Era dever do bostancibaşi invocar qualquer coisa notável ... Quando o vizir ou outro desgraçado infeliz chegou, ele sabia bem por que ele havia sido convocado, mas ele teve que morder o lábio pelas cortesias de hospitalidade antes, finalmente, receber um xícara de sorvete. Se fosse branco, suspirou aliviado, mas, se fosse vermelho, estava em desespero, porque o vermelho era da cor da morte.

Para a maioria das vítimas dos bostancis, a sentença foi executada imediatamente após a entrega do sorvete fatal por um grupo de cinco jovens janízaros musculosos , membros da infantaria de elite do sultão.
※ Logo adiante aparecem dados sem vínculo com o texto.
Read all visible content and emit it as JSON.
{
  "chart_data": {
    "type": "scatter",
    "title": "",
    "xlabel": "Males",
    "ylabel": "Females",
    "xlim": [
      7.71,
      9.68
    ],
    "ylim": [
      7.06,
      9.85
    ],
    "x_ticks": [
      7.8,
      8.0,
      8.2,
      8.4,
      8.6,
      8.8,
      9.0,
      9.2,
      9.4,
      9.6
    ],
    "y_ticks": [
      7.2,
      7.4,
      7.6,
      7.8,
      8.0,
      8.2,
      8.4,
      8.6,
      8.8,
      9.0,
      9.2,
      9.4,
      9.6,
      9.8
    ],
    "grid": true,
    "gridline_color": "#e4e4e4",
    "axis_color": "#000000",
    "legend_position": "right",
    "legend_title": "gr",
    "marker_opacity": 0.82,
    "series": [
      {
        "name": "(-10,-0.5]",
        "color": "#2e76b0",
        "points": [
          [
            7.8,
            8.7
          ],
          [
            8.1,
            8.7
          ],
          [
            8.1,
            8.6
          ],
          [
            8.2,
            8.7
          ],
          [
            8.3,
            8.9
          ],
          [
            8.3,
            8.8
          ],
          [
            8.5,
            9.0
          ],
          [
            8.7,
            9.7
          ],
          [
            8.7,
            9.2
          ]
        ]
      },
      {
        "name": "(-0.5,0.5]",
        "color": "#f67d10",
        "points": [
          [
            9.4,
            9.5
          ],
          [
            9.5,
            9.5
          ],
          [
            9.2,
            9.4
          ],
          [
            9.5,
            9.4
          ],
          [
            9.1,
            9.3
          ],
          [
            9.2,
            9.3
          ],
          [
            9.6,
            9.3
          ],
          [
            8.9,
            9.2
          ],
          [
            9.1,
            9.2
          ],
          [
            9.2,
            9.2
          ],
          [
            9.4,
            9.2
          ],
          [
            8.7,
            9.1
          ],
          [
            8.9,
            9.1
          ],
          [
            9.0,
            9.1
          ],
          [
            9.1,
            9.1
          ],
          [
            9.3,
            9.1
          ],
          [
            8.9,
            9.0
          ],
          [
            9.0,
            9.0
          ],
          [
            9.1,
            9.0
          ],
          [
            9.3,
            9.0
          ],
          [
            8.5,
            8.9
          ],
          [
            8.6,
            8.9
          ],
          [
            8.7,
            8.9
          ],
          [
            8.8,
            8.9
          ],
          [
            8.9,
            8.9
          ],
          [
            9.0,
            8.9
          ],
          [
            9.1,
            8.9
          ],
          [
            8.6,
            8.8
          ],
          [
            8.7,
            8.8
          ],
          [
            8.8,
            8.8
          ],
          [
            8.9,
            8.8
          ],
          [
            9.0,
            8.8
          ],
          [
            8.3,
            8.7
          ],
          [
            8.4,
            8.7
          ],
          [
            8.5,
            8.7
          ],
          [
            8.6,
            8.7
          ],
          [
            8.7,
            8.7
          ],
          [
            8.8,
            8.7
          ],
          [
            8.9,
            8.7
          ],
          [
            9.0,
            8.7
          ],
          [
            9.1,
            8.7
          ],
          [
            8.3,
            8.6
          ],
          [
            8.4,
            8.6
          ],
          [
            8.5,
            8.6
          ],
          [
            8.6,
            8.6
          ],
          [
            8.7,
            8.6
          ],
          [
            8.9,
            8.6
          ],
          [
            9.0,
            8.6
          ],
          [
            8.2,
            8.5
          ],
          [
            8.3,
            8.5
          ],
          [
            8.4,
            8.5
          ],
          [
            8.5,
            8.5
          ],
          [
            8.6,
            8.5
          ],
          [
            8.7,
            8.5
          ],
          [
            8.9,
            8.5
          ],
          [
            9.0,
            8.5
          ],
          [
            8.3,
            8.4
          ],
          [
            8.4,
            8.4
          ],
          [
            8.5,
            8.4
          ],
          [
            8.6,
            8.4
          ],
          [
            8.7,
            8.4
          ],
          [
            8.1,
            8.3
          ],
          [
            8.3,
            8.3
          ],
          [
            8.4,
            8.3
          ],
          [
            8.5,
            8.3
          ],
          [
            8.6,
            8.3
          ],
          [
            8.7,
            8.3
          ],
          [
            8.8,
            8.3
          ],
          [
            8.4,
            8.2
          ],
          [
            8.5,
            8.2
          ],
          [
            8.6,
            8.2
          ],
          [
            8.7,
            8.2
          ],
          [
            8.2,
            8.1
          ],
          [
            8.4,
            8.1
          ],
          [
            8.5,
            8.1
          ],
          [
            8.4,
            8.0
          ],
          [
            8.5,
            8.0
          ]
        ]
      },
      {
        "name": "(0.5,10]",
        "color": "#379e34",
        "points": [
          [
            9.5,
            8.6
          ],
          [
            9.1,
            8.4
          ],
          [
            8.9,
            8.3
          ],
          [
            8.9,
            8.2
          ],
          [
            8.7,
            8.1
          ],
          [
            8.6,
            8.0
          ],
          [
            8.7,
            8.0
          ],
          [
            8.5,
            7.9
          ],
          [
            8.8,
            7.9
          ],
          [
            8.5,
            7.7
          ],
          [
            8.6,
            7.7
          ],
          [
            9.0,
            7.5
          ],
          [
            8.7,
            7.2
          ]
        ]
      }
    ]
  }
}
Para um grão-vizir, no entanto, ainda havia uma chance: assim que a sentença de morte fosse aprovada, o condenado teria permissão de correr o mais rápido que pudesse pelos 300 metros do palácio, pelos jardins e até o Portão do Mercado de Peixe, no lado sul do complexo do palácio, com vista para o Bósforo, que era o local designado de execução. (No mapa abaixo, que você pode ver em maior resolução clicando duas vezes nele, o Portão Central é o número 109 e o Portão do Mercado de Peixe, número 115.)

Um plano do vasto complexo do Palácio de Topkapi em Istambul, de Miller's Beyond the Sublime Porte. Clique para ver em maior resolução.

Se o vizir deposto alcançasse o Portão do Mercado de Peixe diante do jardineiro-chefe, sua sentença seria comutada para o mero banimento. Mas se o condenado encontrou o bostanci basha esperando por ele no portão, ele foi sumariamente executado e seu corpo arremessado no mar.

Registros otomanos mostram que o estranho costume da raça fatal durou até os primeiros anos do século XIX. O último homem a salvar seu pescoço ao vencer a corrida de vida ou morte foi o grão-vizir Hacı Salih Pasha, em novembro de 1822. Hacı - cujo antecessor durou apenas nove dias no cargo antes de sua própria execução - não só sobreviveu à sua morte. sentença, mas foi tão amplamente estimado por vencer sua corrida que ele passou a ser nomeado governador geral da província de Damasco.

Depois disso, porém, o costume definhava, junto com o próprio império. Os otomanos quase não viram o século XIX, e quando o estado turco reviveu, na década de 1920, com Kemal Atatürk, ele virou as costas para quase tudo que o antigo império representava.

Fontes

Anthony Alderson. A estrutura da dinastia otomana . Oxford: Clarendon Press, 1956; Joseph, Freiherr von Hammer-Purgstall. Des Osmanischen Reichs: Staatsverfassung und Staatsverwaltung . Viena, 2 vols .: Zwenter Theil, 1815; I. Gershoni et al, Histórias do Oriente Médio Moderno: Novas Direções. Boulder: Lynne Rienner Publishers, 2002; Geoffrey Goodwin. Palácio de Topkapi: um guia ilustrado de sua vida e personalidades. Londres: Saqi Books, 1999; Albert Lybyer. O governo do Império Otomano no tempo de Suleiman, o Magnífico . Cambridge: Harvard University Press, 1913; Barnette Miller. Além da Porta Sublime: o Grande Serralho de Istambul . New Haven: Yale University Press, 1928; Ignatius Mouradgea D'Ohsson. Tableau Général de l'Empire Otomano . Paris, 3 vols., 1787-1820; Baki Tezcan. O Segundo Império Otomano: Transformação Política e Social no Mundo Moderno . Nova Iorque: Cambridge University Press, 2010.